The water birch

It’s the shortest day of the year and I want to spend every second of daylight under an open sky.  The morning is not so much grey as silver. Sunless, but bright. Mountain chickadees flit from tree to tree. The Clark’s nutcracker stays uncharacteristically quiet. I only hear her wings thumping the air.

It takes four miles for my mind to clear. Eight before my hip begins to ache. I’m just outside the wilderness boundary, lurching and sliding. Graceless on the icy slope. In the shade of titanic Jeffrey Pines, I wonder if I’ll make it back before dark.  

At the place where the trail crosses Whites Creek, there is a rough bridge—just a pair of logs thrown across the gully—which is winter-slick and bows considerably under each hesitant footstep. The water is fast and loud coming down out of the Sierra. It feeds my uneasiness.

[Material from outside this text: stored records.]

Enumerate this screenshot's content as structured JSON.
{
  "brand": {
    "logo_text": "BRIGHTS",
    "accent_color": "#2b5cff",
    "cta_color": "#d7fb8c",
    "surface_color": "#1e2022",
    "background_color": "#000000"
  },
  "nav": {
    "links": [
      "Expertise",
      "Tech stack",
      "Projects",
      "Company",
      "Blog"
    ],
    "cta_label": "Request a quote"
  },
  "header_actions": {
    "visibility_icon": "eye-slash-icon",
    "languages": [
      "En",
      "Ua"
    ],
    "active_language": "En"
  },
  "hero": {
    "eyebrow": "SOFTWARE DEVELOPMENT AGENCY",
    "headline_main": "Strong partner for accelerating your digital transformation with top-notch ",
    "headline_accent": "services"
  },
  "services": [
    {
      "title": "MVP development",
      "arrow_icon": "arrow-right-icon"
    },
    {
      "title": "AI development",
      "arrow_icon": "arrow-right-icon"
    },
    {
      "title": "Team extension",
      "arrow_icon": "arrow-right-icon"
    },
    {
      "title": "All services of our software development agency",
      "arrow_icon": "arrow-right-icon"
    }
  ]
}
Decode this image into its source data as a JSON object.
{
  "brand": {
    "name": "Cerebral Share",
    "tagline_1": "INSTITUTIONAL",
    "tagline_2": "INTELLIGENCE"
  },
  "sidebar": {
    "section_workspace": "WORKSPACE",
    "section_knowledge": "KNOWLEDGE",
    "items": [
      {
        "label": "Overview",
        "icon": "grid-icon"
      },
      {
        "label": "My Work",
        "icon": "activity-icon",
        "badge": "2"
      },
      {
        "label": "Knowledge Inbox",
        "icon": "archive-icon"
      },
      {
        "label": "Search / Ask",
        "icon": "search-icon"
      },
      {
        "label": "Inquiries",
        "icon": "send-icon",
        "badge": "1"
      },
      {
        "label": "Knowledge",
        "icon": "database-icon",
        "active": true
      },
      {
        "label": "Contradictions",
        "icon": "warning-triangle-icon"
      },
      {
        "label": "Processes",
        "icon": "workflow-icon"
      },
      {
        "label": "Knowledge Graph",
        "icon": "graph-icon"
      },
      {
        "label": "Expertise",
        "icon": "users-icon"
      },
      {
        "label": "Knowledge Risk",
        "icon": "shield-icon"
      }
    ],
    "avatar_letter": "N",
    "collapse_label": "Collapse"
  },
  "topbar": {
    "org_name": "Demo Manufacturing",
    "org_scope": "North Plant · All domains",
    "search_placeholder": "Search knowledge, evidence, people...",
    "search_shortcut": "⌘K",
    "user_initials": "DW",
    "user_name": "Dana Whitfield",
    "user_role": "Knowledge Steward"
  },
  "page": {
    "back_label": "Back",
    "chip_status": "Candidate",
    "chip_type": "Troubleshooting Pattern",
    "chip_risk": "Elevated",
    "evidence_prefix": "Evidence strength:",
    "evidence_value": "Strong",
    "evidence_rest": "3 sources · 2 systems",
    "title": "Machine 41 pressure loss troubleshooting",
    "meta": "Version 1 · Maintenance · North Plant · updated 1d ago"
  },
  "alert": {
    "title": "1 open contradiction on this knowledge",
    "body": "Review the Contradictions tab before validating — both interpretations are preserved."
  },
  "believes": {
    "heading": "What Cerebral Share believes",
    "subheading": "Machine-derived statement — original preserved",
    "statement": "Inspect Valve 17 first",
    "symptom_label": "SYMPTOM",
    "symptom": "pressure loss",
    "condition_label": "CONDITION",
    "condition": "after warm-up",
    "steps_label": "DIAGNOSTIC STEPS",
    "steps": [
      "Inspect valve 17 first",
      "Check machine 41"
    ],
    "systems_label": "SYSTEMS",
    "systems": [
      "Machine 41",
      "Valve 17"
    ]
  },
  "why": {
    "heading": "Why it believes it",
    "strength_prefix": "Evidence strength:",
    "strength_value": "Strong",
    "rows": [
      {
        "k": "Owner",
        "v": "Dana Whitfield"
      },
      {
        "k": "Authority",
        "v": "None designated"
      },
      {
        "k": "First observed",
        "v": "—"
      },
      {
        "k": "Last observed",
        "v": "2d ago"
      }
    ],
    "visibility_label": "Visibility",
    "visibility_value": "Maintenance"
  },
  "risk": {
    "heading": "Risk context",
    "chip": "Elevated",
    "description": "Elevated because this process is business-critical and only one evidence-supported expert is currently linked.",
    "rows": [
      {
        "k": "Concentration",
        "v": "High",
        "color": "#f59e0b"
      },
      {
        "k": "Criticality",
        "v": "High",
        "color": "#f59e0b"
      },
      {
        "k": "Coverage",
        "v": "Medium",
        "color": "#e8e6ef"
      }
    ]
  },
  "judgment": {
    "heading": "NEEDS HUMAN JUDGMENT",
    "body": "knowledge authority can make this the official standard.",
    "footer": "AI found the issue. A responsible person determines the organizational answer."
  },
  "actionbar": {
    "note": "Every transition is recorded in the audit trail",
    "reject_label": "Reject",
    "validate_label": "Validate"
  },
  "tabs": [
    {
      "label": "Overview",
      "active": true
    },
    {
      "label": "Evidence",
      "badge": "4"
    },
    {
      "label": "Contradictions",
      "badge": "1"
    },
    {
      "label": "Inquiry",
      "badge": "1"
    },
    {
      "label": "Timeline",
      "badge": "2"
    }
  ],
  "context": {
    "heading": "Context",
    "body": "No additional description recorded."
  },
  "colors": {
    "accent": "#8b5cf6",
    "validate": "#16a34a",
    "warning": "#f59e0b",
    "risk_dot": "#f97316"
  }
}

A water birch juts from the opposite bank, young and at an angle that approaches forty-five degrees. From the near side of the bridge, I lean out far as I can. My wingspan comes short and there’s nothing to do but jump. A moment of moving through the air too fast for fear, then I grasp the water birch, glean its balance and composure. As I step to the other side, I notice the spot where my hand touched the bark was stained oily and dark. Any notion that I was somehow special in my little adventure is erased. The tree has been marked by hands of many hikers who have held on in just the same place. Folks who abandoned the city for the forest and found they still can’t get by without something to lean on.